The fertility data is more preliminary but promising in a specific population. In a trial of 96 women with fertility problems, including those with absent periods and luteal phase defects, women taking chaste tree became pregnant more than twice as often as those on placebo. Another small study of 52 women with luteal phase defects found that chaste tree normalized the luteal phase, improved progesterone production, and reduced excess prolactin release. These results point to a real effect, but they apply specifically to women whose infertility stems from hormonal imbalances related to prolactin. Chaste tree is not a general fertility treatment.

Menopause Symptoms

The evidence here is more mixed. A randomized, double-blind study found that chaste tree significantly reduced overall menopausal symptom scores, anxiety, and vasomotor dysfunction (the category that includes hot flashes and night sweats) compared to placebo. Anxiety scores and vasomotor dysfunction dropped to about three times lower in the treatment group. However, when researchers looked specifically at the number of hot flashes per day, there was no significant difference between the chaste tree and placebo groups. Scores for depression, sexual dysfunction, and general body complaints also didn’t differ. So chaste tree may help with the overall experience of menopause, particularly anxiety and some heat-related symptoms, but it’s not a reliable solution for hot flashes specifically.

How Long It Takes to Work

Chaste tree is not a fast-acting supplement. Most clinical trials run for at least three menstrual cycles before measuring results, and that’s generally the minimum timeframe practitioners recommend before deciding whether it’s helping. For PMS, expect to take it daily for three to four cycles. For irregular or heavy periods, four to six months is typical. Women with absent periods related to fertility concerns may need 12 to 18 months of continuous use, stopping if pregnancy occurs.

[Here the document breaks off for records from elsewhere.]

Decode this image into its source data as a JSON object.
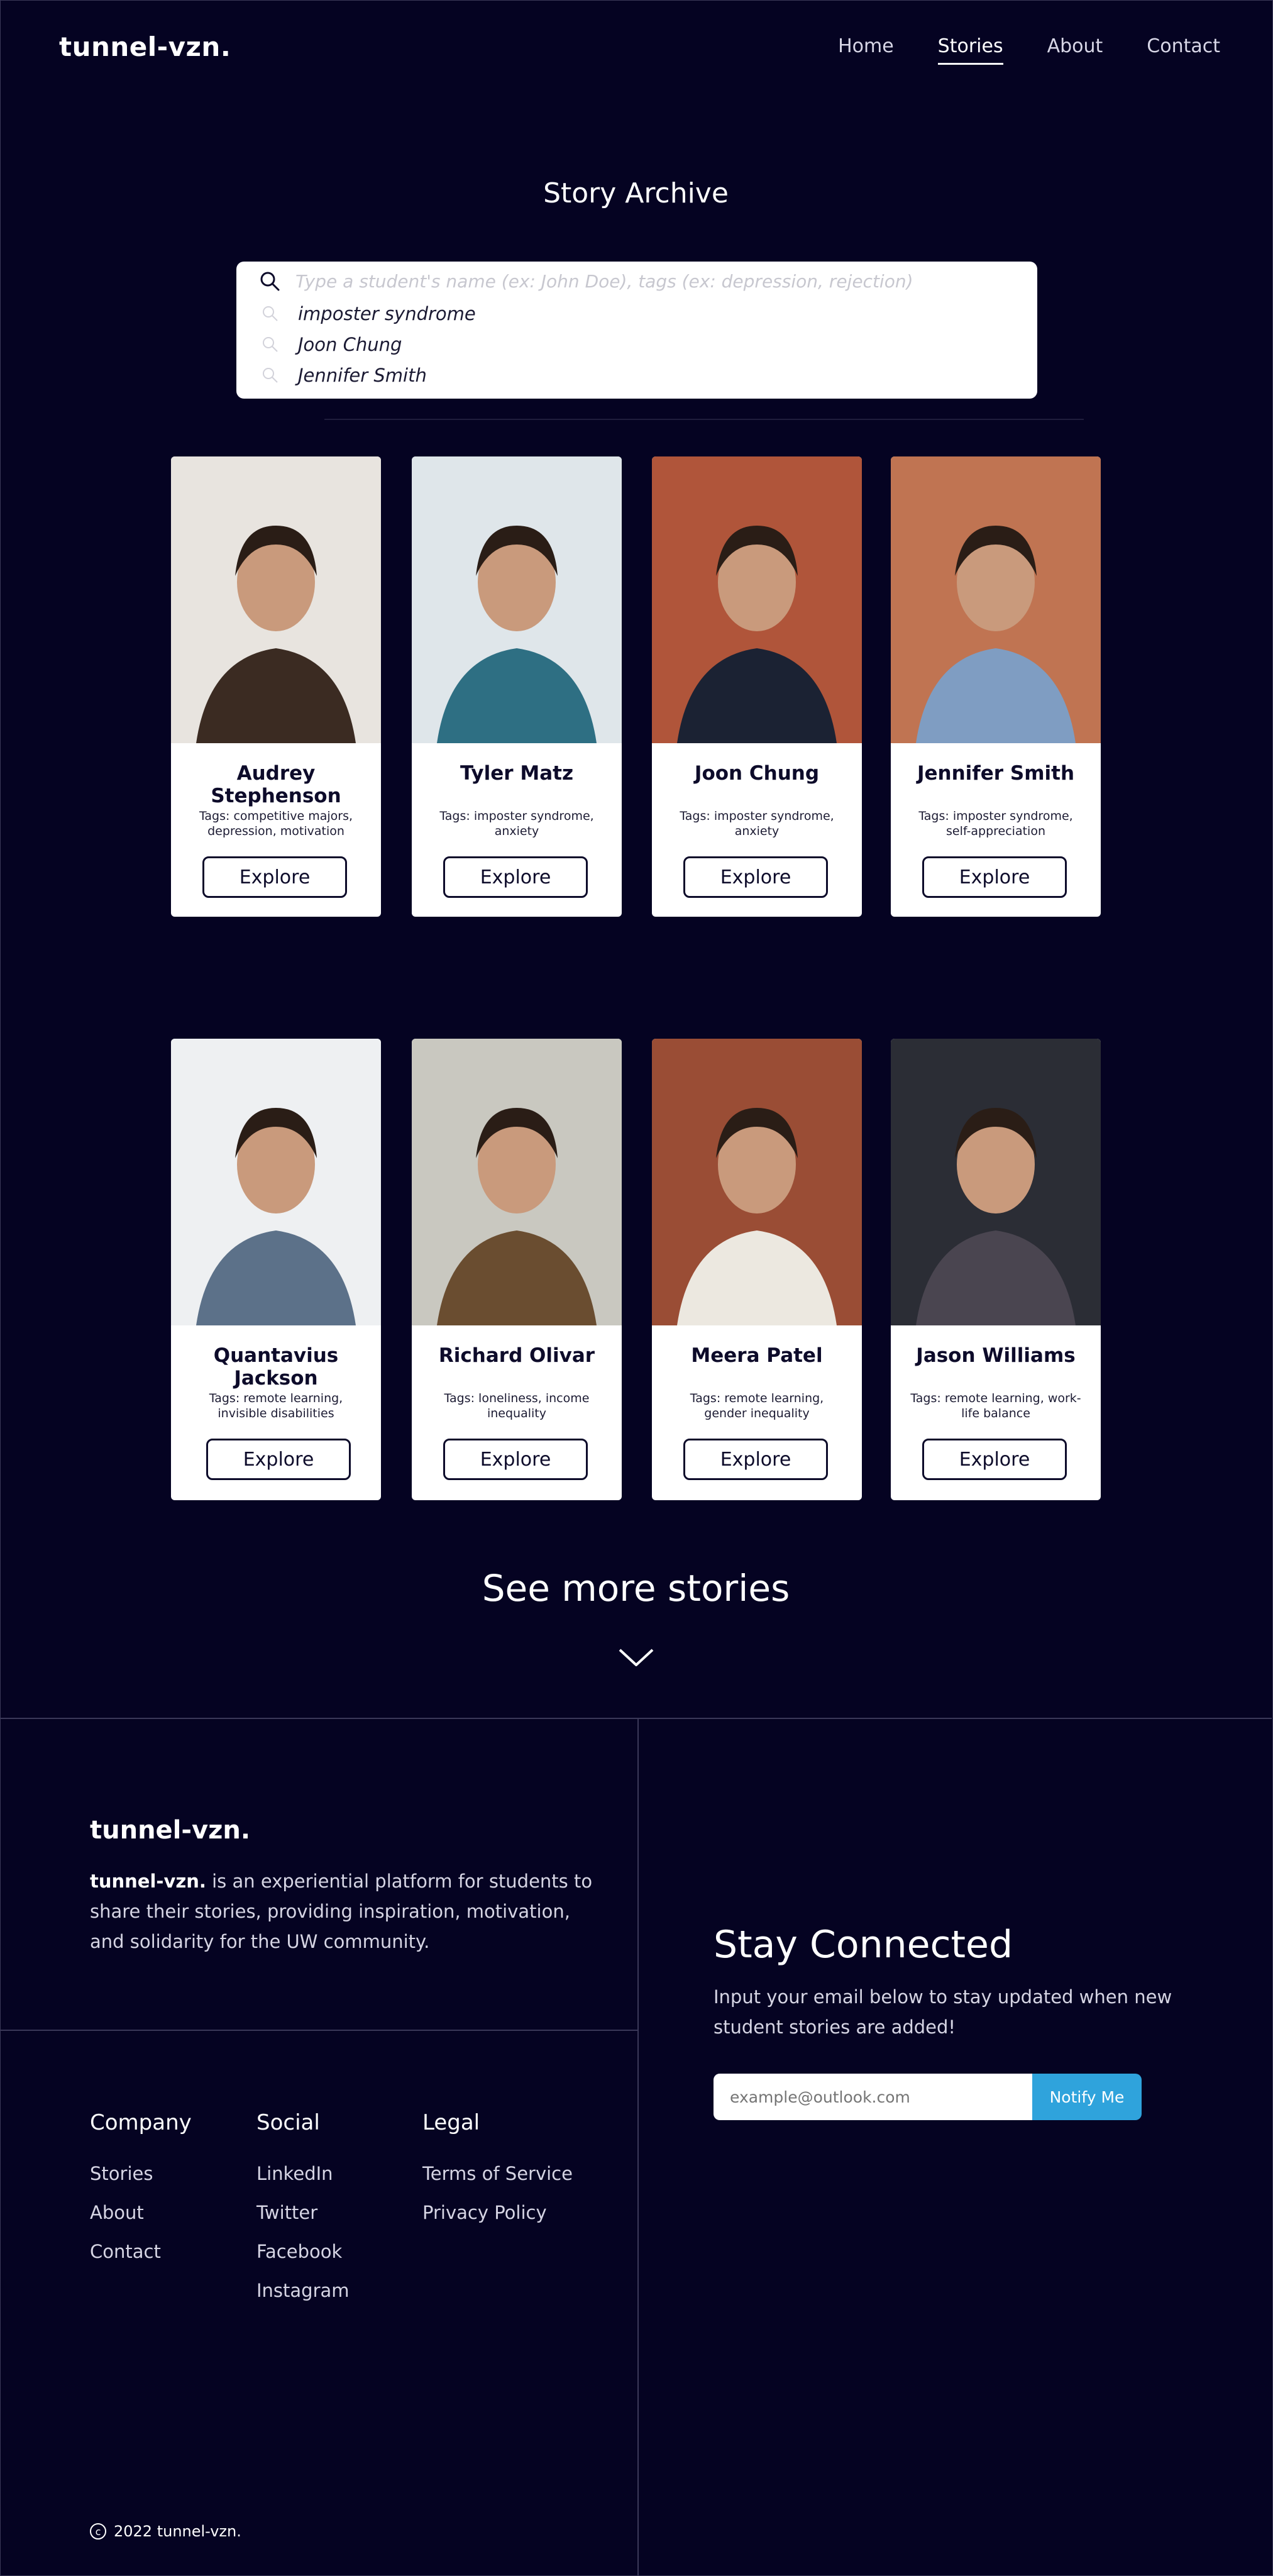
{
  "brand": {
    "logo": "tunnel-vzn."
  },
  "nav": [
    {
      "label": "Home",
      "active": false
    },
    {
      "label": "Stories",
      "active": true
    },
    {
      "label": "About",
      "active": false
    },
    {
      "label": "Contact",
      "active": false
    }
  ],
  "archive": {
    "title": "Story Archive"
  },
  "search": {
    "placeholder": "Type a student's name (ex: John Doe), tags (ex: depression, rejection)",
    "suggestions": [
      "imposter syndrome",
      "Joon Chung",
      "Jennifer Smith"
    ]
  },
  "cards": [
    {
      "name": "Audrey Stephenson",
      "tags": "Tags: competitive majors, depression, motivation",
      "button": "Explore",
      "photo_colors": [
        "#e8e4df",
        "#3b2b22"
      ]
    },
    {
      "name": "Tyler Matz",
      "tags": "Tags: imposter syndrome, anxiety",
      "button": "Explore",
      "photo_colors": [
        "#dfe6ea",
        "#2e6f83"
      ]
    },
    {
      "name": "Joon Chung",
      "tags": "Tags: imposter syndrome, anxiety",
      "button": "Explore",
      "photo_colors": [
        "#b0553a",
        "#1b2233"
      ]
    },
    {
      "name": "Jennifer Smith",
      "tags": "Tags: imposter syndrome, self-appreciation",
      "button": "Explore",
      "photo_colors": [
        "#c07452",
        "#7f9dc2"
      ]
    },
    {
      "name": "Quantavius Jackson",
      "tags": "Tags: remote learning, invisible disabilities",
      "button": "Explore",
      "photo_colors": [
        "#eef0f2",
        "#5c7189"
      ]
    },
    {
      "name": "Richard Olivar",
      "tags": "Tags: loneliness, income inequality",
      "button": "Explore",
      "photo_colors": [
        "#c9c8c0",
        "#6a4d30"
      ]
    },
    {
      "name": "Meera Patel",
      "tags": "Tags: remote learning, gender inequality",
      "button": "Explore",
      "photo_colors": [
        "#9a4d35",
        "#ece8e0"
      ]
    },
    {
      "name": "Jason Williams",
      "tags": "Tags: remote learning, work-life balance",
      "button": "Explore",
      "photo_colors": [
        "#2b2d35",
        "#4a4550"
      ]
    }
  ],
  "see_more": "See more stories",
  "footer": {
    "logo": "tunnel-vzn.",
    "desc_bold": "tunnel-vzn.",
    "desc_rest": " is an experiential platform for students to share their stories, providing inspiration, motivation, and solidarity for the UW community.",
    "columns": [
      {
        "title": "Company",
        "links": [
          "Stories",
          "About",
          "Contact"
        ]
      },
      {
        "title": "Social",
        "links": [
          "LinkedIn",
          "Twitter",
          "Facebook",
          "Instagram"
        ]
      },
      {
        "title": "Legal",
        "links": [
          "Terms of Service",
          "Privacy Policy"
        ]
      }
    ],
    "stay": {
      "title": "Stay Connected",
      "text": "Input your email below to stay updated when new student stories are added!",
      "email_placeholder": "example@outlook.com",
      "button": "Notify Me"
    },
    "copyright": "2022 tunnel-vzn."
  },
  "colors": {
    "background": "#050322",
    "accent": "#2fa3dc",
    "card": "#ffffff"
  }
}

The standard approach in studies is 20 mg per day of a concentrated extract, taken once in the morning. Liquid preparations are typically dosed at 40 drops once daily. Consistency matters more than timing: chaste tree works by gradually shifting hormonal patterns over multiple cycles, not by providing immediate relief.

Side Effects and Cautions

Chaste tree is generally well tolerated in clinical trials, with side effect rates comparable to placebo in most studies. Reported issues are typically mild: occasional nausea, headache, skin reactions, or digestive discomfort. Because it directly affects hormone levels, particularly prolactin, it can interact with hormonal medications including birth control pills. Its dopamine-activating properties also mean it could theoretically interfere with medications that work on the same pathway, such as drugs prescribed for Parkinson’s disease or certain psychiatric conditions.

Because chaste tree interacts with estrogen receptors, women with hormone-sensitive conditions should be cautious. And since it influences the menstrual cycle and ovulation, women who become pregnant while taking it should stop. The supplement hasn’t been tested for safety during pregnancy or breastfeeding.